06/10/2026 | Press release | Archived content
When a local newspaper shuts its doors, the community loses more than headlines and high school sports scores. There's been lots of research documenting how local papers shutting down negatively impacts voter participation and civic engagement, but how does it affect small local businesses? New research finds that local brands - the regional salsa makers, hometown breweries, and family-owned food companies stocked on grocery shelves - lose visibility and ultimately lose sales.
The research paper, "The Diminishing Local Lens: A Study on the Economic Effects of Local Newspaper Closures on Regional Brands", was developed by researchers at Georgia State University's Robinson College of Business and will be published in Management Information Systems Quarterly(MISQ). The study examined more than a decade of newspaper closures across the United States and found that brands sold only within their home state saw weekly revenue fall by an average of 7.8 percent after their local paper stopped publishing. Across the roughly 3,600 local brands studied, that adds up to an estimated $17.9 million in lost sales every year - about $5,000 per brand.

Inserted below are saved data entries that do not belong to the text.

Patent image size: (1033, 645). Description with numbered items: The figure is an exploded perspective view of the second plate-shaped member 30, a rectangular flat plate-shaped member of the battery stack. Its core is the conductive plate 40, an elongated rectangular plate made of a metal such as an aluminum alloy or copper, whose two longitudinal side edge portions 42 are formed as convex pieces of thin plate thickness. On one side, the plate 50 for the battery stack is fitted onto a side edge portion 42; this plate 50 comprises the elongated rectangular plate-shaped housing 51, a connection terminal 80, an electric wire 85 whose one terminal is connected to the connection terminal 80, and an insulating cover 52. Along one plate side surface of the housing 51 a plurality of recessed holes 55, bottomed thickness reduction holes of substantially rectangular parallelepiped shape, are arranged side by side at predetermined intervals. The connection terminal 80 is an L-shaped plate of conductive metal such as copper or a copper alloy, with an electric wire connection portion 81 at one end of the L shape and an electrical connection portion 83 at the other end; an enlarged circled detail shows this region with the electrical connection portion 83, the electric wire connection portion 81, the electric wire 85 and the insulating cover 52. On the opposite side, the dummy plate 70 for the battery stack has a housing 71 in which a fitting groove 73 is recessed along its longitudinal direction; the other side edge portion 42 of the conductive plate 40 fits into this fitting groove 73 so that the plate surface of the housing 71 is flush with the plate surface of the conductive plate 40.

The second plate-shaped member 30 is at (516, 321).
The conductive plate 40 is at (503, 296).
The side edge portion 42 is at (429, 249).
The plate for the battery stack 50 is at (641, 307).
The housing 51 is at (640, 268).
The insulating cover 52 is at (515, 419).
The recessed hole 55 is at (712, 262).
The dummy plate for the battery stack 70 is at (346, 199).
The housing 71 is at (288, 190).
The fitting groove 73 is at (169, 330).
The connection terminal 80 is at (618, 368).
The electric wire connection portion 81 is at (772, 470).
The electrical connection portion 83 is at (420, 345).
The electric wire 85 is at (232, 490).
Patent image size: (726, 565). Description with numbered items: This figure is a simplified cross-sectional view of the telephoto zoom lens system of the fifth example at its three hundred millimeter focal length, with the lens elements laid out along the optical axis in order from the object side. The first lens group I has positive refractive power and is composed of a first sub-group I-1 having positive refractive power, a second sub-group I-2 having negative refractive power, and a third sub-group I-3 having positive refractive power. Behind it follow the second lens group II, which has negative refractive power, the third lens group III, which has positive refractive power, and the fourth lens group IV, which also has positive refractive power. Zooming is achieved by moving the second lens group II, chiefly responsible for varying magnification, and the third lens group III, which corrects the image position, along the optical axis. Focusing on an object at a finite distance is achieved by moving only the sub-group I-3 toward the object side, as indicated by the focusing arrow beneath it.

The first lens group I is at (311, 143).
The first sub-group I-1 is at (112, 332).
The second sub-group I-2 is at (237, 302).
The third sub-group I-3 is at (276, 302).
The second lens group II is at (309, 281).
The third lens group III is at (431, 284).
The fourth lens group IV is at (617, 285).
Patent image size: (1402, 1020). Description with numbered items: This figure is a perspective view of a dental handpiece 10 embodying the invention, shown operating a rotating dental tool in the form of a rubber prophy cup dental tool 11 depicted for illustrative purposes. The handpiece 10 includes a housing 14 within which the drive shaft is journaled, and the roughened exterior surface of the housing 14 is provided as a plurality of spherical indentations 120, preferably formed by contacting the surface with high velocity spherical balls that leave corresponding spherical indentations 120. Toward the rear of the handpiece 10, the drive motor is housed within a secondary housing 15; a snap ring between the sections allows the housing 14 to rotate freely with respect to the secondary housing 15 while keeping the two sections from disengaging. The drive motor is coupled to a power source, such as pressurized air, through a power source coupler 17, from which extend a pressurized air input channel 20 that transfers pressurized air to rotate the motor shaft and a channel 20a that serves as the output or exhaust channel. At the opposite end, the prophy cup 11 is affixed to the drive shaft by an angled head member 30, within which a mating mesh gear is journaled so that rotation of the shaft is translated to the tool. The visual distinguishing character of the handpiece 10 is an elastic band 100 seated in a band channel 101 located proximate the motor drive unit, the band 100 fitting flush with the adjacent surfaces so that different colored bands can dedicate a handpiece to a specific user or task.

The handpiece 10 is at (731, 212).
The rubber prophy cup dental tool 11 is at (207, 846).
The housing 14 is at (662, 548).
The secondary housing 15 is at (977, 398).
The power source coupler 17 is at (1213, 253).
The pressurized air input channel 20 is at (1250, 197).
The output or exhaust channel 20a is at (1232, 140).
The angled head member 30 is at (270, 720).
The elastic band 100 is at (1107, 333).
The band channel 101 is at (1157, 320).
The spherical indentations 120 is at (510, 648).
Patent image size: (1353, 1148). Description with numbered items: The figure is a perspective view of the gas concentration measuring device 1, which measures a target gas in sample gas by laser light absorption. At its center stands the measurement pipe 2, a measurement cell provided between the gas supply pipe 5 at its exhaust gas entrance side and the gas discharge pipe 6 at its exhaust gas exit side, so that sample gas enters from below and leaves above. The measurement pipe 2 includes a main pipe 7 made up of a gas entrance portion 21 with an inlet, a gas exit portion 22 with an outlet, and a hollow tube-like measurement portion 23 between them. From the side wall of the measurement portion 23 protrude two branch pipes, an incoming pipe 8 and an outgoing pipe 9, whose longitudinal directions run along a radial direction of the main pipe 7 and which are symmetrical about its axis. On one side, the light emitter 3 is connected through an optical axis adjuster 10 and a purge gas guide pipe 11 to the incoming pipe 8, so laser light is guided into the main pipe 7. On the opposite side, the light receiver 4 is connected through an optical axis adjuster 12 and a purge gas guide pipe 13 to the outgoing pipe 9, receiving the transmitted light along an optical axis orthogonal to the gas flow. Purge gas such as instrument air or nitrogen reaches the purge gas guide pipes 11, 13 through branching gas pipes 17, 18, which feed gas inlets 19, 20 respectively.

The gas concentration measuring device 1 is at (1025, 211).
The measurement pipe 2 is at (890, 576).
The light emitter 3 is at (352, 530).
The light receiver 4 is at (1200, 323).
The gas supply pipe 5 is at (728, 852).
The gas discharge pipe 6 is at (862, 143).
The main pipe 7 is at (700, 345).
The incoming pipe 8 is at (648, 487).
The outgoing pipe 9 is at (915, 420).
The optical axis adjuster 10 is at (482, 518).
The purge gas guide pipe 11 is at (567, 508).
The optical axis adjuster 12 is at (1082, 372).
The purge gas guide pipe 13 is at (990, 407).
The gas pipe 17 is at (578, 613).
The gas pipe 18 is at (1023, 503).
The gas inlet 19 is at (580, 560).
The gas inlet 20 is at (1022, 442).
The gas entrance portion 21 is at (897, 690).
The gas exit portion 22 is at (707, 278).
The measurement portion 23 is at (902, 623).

It's the first large-scale evidence that the collapse of local news is having consequences beyond civic life, extending into local consumer markets and regional businesses.
Local newspapers don't just cover school boards. They run ads for the bakery down the street, write features about hometown businesses, and help consumers discover products made in their own communities and states. This study asked: when a local newsroom closes, what happens to the everyday marketplace?
"We wanted to learn how these local paper closures impact the local economy and how these papers catered to the local consumer," said Alok Saboo, lead author and marketing professor at Georgia State's Robinson College of Business. "We wanted to find out whether the information delivered in a local paper could be adequately substituted and delivered through other channels, like digital media."
To find out, the researchers matched newspaper closure records from the Library of Congress with retail checkout data from thousands of grocery, drug, and mass-merchandise stores between 2006 and 2017. They then compared sales of local brands in counties that lost a newspaper against sales in neighboring counties - places with similar economies and demographics - that kept their newspapers. The approach, validated with six different statistical methods, allowed the team to isolate the effect of the closure itself from broader economic ups and downs.
The 7.8 percent average masks dramatic differences in who gets hurt. And the patterns tell a story about what newspapers actually did for local commerce.
Small, lesser-known brands took the hardest hits. Brands with low sales volumes saw revenues fall by roughly 10 percent, while high-volume brands with loyal customers barely budged. Budget-priced local brands lost ground while premium brands stayed largely insulated. In dollar terms, low-priced local brands lost about $6,656 per year on average, compared with $1,664 for their large-brand counterparts.
The product aisle mattered, too. In crowded categories with dozens of competing options and wide price ranges, local brands suffered nearly triple the losses of brands in simpler categories.
Perhaps most striking was a finding about the communities themselves. Counties dense with small businesses saw the worst declines - a predicted 17 percent drop in high-density markets. The researchers suggest the newspaper acted as a kind of marketplace guide, helping consumers cut through the clutter of a crowded business landscape. Without it, local brands simply got lost in the noise.
Notably, national brands in the same counties showed no decline. People didn't stop spending; local brands became less visible following newspaper closures.
"This finding really shows that local visibility matters. If you have a well-known national brand, you're going to be okay, but if you have a smaller, local brand without a large advertising budget, it's going to be even harder to break through in those dense markets when you lose a valuable ad and informational channel, like the local newspaper," said Saboo.
One of the study's most sobering findings concerns the digital age itself. The revenue declines occurred during a period of rapidly expanding internet access, yet broadband availability made no measurable difference in softening the blow. General-purpose digital platforms, the researchers conclude, have not replicated the local visibility, information aggregation, and community embeddedness that newspapers historically provided.
That carries weight far beyond the grocery aisle. Nearly one in five Americans now lives with limited or no access to reliable local news, and closures continue. For the small brands that anchor regional economies - providing jobs, keeping profits local and giving communities their distinct character - the loss of the local paper is proving to be more than a civic tragedy. It's an economic one.
The findings offer a practical map for business owners and policymakers alike: the communities most at risk are those crowded with small businesses but thin on the economic and institutional resources that help information travel. As the local news crisis deepens, knowing where the damage concentrates may be the first step toward repairing it.